Were they in pain? Obviously. A pain that most of us cannot fathom. Most of us would not take our own lives, no matter what crappy cards life dealt us. Our loved ones did.
So, how do you explain this?
You can’t. Look, I’ve been there/done that/bought the t-shirt. You can second guess yourself to hell and back, and you know what? YOU STILL WON’T KNOW.
Stop saying shoulda/woulda/coulda. You shouldn’t, wouldn’t, couldn’t. You weren’t thinking like they did. You had no idea. Stop blaming yourself. There is not one survivor on the planet that would hesitate to stop a loved one from committing suicide IF THEY HAD KNOWN.
I didn’t. I couldn’t. You didn’t. You couldn’t.
Let me let you in on a little secret: people who plan to end their lives might broadcast it in a general sense, but when they REALLY decide to do it? Yeah, you won’t know.
Know why? They don’t either.
They plot and plan. For months, years maybe (and yes, some are impulsive and just do it, already, but I suspect that is the minority) but ultimately, you will not know what the LAST STRAW is. Nor can you. Because they don’t, either.

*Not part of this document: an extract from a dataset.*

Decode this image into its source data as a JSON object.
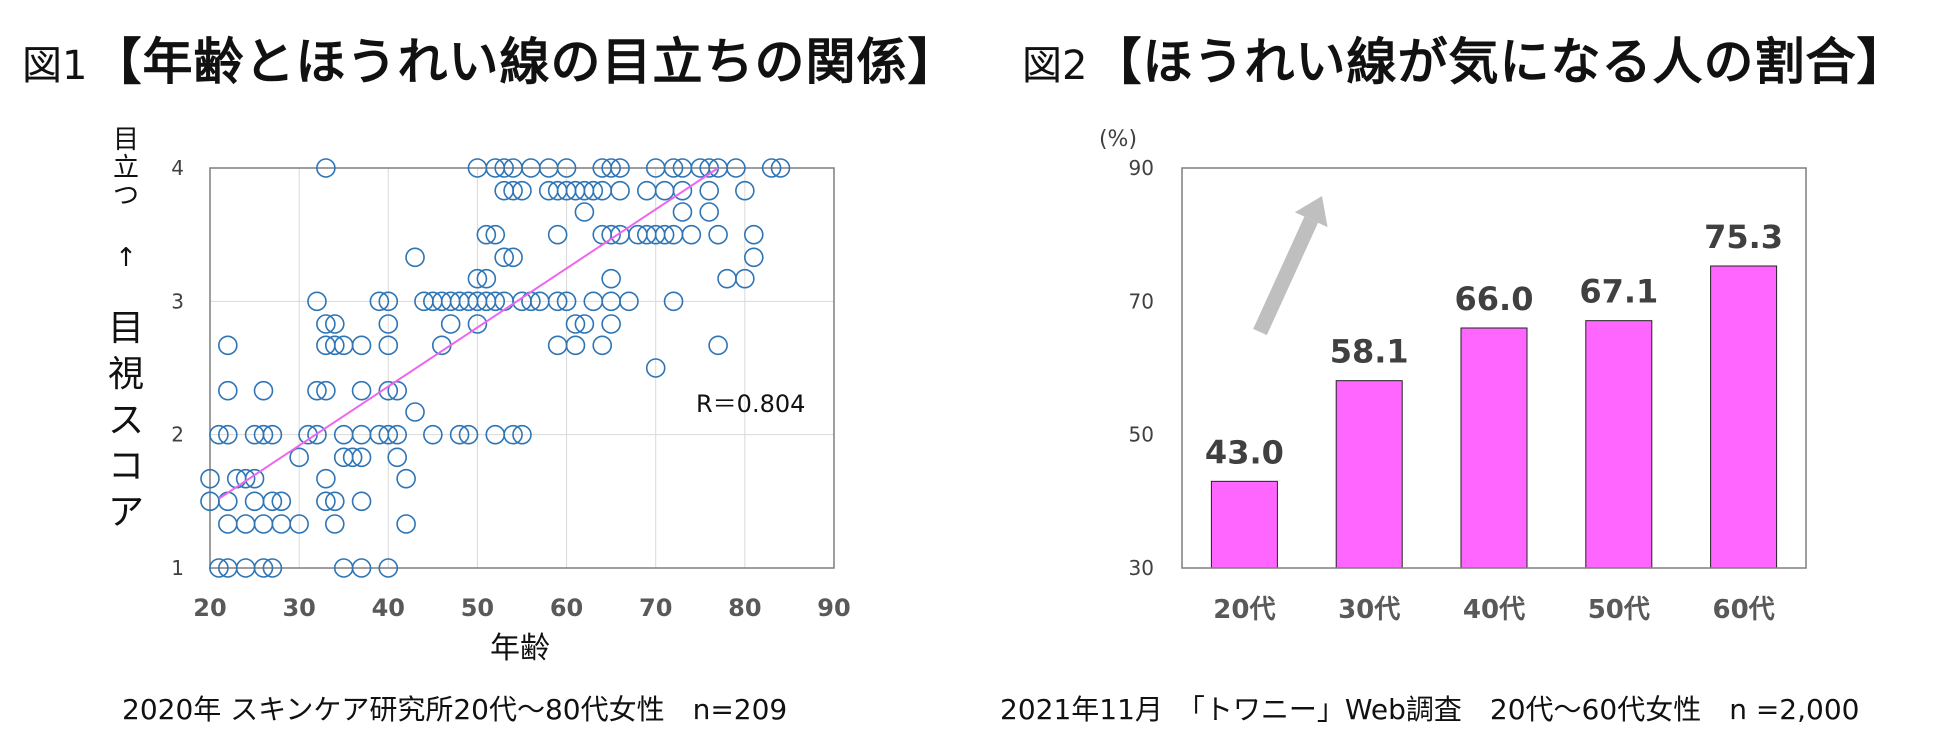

Stop freaking blaming yourself. I know it hurts. I know you can shoulda/woulda/coulda yourself into the nuthatch.
It wasn’t you. Did you hear me? IT WAS NOT YOU.
You’re going to be upset, at first, and then righteously freaking angry, and probably a million other things I can’t predict. What I will say is, the best piece of advice I ever got was this: whatever you are feeling is normal. And trust me, there will be days (and nights, especially) where you won’t believe that. But it is. Normal, I mean.
Be as crazy as you want to be. You will certainly not be the first person to think and feel as you do (but you will think you are). You’re fine.
Oh, and those people who tell you you’ll get over it? Fuck them. You’ll NEVER get over it. You’ll get through it, though. You really, really will. I won’t lie to you, it’s going to suck hardcore for a long, long time, but you WILL come out the other side. You’ll get through. But over? No. No, no, no.
Everyone has scars. Ours are just invisible. And they will pop up at the weirdest times and eat at your soul.
This is the price we pay for loving them. And I suspect we pay it willingly. Because we loved them.